The Cardboard Keyboard Principle. In the video below, I relay a harrowing story about a young woman in Rwanda. A civil war had erupted, devastating her small village and leaving many fighting for their lives.
Immaculee Ilibagiza hid in a bathroom as killers lurked outside the window. For days, this woman feared for her life. Yet, her thoughts were hopeful and uplifting. She imagined her life once she was rescued — working at the United Nations.
Immaculee read books and taught herself English, all while violence raged just outside her door. She drew a replica of a computer keyboard on a piece of cardboard and spent hours learning how to type.
Immaculee survived by keeping hope in her heart and telling herself she would be okay. She prepared for her future.
It would have been easy — and understandable — for Immaculee’s thoughts to turn dark. For her to consider the situation hopeless and to give up. She could have let negative self-talk overwhelm her spirit.

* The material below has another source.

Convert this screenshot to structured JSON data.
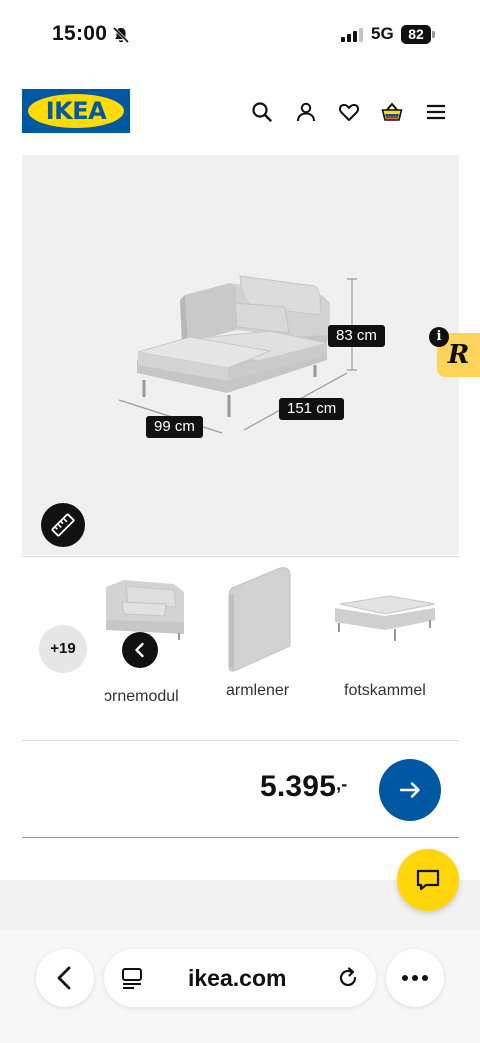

But she didn’t. She used her inner voice to think positively about her seemingly dire situation. And it helped her escape. It allowed her to ultimately realize the life she visualized herself living.
The Power of Self-Talk
Managing self-talk is a significant personal difficulty for me. I constantly struggle to eliminate the negative voice in my mind.
Many have heard me tell the story, which is also included in my book, All the Right Reasons, of standing off stage at the Grand Ole Opry. I’m about to perform with country music superstar Collin Raye—a phenomenal opportunity on one of music’s biggest stages—and my inner voice is filling my mind with doubt.
What are you doing? You’re not a professional musician. You don’t deserve to be here. What if you make a mistake and ruin the whole show?
Fortunately, I’ve developed strategies and techniques to quiet the negativity and amplify the positive self-talk.
I’ve worked hard to learn the music. I’ve trained and practiced for years for this opportunity. It’s going to be an awesome show!
As individuals, we tend to be harder on ourselves than anyone else is. But the good news is positive self-talk is even more powerful than negative self-talk. Learning how to channel and elevate the voice in your head can change your life.
I encourage each of you to take note of the chatter happening inside your head. With practice, we can consciously choose positive self-talk (and limit negative self-talk) to help make our lives better.